• Twitter
  • Facebook
News-Sentinel.com Your Town. Your Voice.
Opening Arguments

Zipping along

The Wall Street Journal has a report on all the states, including Indiana, that have raised speed limits recently. Officials are finally starting to realize that there is a "flow of traffic" speed that the law has to acknowledge:

But lawmakers in Texas, Michigan and other states say that raising speed limits will make roads safer by restoring credibility to speed-limit signs and making driving speeds more uniform.

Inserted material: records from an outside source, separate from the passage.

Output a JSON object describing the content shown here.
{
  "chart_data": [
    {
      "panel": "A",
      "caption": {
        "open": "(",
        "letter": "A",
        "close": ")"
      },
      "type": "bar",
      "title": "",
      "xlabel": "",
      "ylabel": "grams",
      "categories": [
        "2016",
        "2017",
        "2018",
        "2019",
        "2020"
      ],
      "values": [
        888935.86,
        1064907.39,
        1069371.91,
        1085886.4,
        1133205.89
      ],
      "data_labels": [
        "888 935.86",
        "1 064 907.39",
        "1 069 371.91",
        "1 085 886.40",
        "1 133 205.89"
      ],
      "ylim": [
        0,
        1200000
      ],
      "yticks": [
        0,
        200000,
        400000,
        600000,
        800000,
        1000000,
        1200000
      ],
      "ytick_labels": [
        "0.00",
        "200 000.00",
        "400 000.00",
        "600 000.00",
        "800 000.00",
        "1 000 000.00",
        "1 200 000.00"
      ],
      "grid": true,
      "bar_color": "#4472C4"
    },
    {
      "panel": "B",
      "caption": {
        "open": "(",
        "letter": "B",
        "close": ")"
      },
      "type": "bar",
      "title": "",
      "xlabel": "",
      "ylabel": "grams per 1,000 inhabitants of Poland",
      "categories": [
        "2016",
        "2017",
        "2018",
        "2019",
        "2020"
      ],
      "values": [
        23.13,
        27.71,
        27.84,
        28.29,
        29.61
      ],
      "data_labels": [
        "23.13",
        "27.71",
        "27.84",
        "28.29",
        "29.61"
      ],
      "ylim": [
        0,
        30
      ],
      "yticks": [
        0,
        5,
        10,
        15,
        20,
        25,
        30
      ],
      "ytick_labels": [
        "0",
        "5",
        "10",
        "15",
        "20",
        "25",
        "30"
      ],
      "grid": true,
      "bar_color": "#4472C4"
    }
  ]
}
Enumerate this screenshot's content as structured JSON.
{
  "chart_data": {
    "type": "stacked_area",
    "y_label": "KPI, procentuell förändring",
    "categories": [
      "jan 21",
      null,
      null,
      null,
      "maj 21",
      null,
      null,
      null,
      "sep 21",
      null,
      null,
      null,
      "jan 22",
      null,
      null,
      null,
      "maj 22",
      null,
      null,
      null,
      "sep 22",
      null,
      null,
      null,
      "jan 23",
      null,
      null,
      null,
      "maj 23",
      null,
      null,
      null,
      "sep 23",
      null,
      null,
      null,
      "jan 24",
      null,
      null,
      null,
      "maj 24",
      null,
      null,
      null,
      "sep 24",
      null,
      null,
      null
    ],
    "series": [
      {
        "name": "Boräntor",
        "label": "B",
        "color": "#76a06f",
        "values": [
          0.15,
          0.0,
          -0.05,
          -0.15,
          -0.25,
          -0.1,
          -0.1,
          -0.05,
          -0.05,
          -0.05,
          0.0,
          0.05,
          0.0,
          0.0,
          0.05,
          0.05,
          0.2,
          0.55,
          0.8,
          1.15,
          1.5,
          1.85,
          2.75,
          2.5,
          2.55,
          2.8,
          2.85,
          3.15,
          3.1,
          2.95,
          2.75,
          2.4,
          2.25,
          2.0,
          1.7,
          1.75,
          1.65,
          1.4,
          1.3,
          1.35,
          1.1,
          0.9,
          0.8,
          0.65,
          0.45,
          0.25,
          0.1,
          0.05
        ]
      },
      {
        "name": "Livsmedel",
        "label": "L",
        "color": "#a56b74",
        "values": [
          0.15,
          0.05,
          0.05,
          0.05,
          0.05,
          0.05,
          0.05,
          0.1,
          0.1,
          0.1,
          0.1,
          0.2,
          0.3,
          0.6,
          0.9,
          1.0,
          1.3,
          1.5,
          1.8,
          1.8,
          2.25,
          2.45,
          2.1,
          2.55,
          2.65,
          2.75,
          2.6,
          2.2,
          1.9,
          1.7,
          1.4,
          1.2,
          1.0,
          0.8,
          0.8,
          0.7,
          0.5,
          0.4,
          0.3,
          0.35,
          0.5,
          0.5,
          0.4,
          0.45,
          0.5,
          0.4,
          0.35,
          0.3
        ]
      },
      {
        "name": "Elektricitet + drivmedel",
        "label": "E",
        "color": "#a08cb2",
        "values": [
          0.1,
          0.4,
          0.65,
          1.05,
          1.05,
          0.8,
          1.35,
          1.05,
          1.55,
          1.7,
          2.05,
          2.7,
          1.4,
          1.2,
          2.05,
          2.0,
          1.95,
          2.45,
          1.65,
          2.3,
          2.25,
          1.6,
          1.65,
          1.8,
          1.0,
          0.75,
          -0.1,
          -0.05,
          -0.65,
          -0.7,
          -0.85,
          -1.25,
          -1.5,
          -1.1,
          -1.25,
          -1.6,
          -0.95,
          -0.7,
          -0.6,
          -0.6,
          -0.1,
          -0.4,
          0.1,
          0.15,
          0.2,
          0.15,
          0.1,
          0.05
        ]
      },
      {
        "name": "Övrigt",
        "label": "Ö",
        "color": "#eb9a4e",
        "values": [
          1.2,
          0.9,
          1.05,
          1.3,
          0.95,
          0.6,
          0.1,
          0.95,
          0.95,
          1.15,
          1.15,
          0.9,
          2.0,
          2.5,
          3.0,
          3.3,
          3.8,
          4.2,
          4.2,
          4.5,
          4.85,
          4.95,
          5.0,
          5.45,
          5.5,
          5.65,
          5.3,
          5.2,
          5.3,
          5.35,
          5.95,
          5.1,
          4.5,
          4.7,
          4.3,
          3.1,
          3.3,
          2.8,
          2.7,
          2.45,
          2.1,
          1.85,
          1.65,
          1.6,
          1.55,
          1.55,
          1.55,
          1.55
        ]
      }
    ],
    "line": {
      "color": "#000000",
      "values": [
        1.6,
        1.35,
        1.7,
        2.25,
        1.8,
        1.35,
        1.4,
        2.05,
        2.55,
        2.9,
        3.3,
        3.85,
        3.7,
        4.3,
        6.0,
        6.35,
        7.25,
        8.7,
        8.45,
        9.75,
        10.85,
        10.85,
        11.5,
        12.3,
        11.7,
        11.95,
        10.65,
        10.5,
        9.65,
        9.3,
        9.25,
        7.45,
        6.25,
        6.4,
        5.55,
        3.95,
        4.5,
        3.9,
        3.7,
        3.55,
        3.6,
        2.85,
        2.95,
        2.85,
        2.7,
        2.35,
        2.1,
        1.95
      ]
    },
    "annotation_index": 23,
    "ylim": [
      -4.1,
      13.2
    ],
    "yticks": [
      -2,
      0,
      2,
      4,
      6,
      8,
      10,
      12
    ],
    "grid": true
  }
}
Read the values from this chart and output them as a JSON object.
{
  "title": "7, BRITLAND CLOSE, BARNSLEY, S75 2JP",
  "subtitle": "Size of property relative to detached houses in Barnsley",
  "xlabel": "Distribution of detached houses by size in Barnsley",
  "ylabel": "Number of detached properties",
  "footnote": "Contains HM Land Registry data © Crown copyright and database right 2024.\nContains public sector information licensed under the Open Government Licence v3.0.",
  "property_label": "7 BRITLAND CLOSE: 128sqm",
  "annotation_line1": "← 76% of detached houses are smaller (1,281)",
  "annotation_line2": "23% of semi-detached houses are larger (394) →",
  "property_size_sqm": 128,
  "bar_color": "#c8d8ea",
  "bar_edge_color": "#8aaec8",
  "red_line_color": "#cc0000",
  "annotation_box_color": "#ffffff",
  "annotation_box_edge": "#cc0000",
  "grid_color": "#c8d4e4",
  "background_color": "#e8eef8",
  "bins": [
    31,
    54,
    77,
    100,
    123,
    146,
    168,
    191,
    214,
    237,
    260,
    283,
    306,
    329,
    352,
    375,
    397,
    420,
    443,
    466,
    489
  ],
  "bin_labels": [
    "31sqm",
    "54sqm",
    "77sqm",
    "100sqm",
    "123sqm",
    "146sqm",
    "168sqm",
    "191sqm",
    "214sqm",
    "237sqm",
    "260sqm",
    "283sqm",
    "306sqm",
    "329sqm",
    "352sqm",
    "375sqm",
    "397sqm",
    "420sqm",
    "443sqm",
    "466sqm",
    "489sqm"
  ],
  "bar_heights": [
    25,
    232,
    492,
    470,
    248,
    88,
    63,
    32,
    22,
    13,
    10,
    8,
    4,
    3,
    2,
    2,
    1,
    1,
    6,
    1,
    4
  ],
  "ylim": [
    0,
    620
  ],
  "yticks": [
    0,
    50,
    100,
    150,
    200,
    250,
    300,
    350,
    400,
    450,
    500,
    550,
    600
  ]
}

While transportation engineers acknowledge that raising speed limits hurts fuel efficiency, they contend that careful studies of traffic flow and driver behavior show that many speed limits are actually too low. Most drivers who exceed these low speed limits are doing it safely. "In Texas, they are already going [80 mph] anyway," says Carlos Lopez, director of traffic operations at the Texas Department of Transportation. "People are driving where they feel comfortable."

Naturally, Texas has to top everybody. It's 80-mph limit is the highest in the nation.

Posted in: Hoosier lore

Comments

Larry Morris
Thu, 07/20/2006 - 5:31am

Perhaps in West Texas, ... around East and Central Texas, where I drive all the time, the "flow" of traffic seems to be 74 or 75 - the posted speed limit on interstate type roads is still 70. (And, we are one of the few states, I think, that posts an "after dark" speed limit that's lower than the normal one, ... it drops to 65)

Steve Towsley
Fri, 07/21/2006 - 12:15pm

Vehicle and tire suitability for higher speed vary widely, and this affect people's perceptions.

For a while I owned small cars with 13-14 inch tires -- 70-75 mph can feel nearly as fast as the car can safely go, and those little tires can whine loudly enough to require shouting to communicate inside. With worn, cheap or retread tires, or out-of-balance rims, you can begin to think at 70 that you're tearing along at unsafe speed (which you may be for your car).

I've also owned a Supra Twin Turbo and more recently a Grand Prix with 16-17 inch tires, which, I've rediscovered, take the stress and noise right out of higher speeds, even when not perfectly tuned.

In the Supra you couldn't rely on driving feel because 85-90 mph was as effortless and stable as 65 on Z-rated tires. Cruise control was in order.

I'm now a believer in big tires and firm suspension at any speed, and a believer that the flow of traffic philosophy works along with a reasonable speed limit, if everyone obeys the rules of the road, which were written to account for vehicles of various levels of power, performance and maintenance.

I am reminded of the old commercial where the driver in front is freaking out like Dennis Weaver in DUEL at a car he thinks is plaguing him by inexorably overtaking to pass, while the couple overtaking in the car behind are serenely and obliviously just enjoying their drive.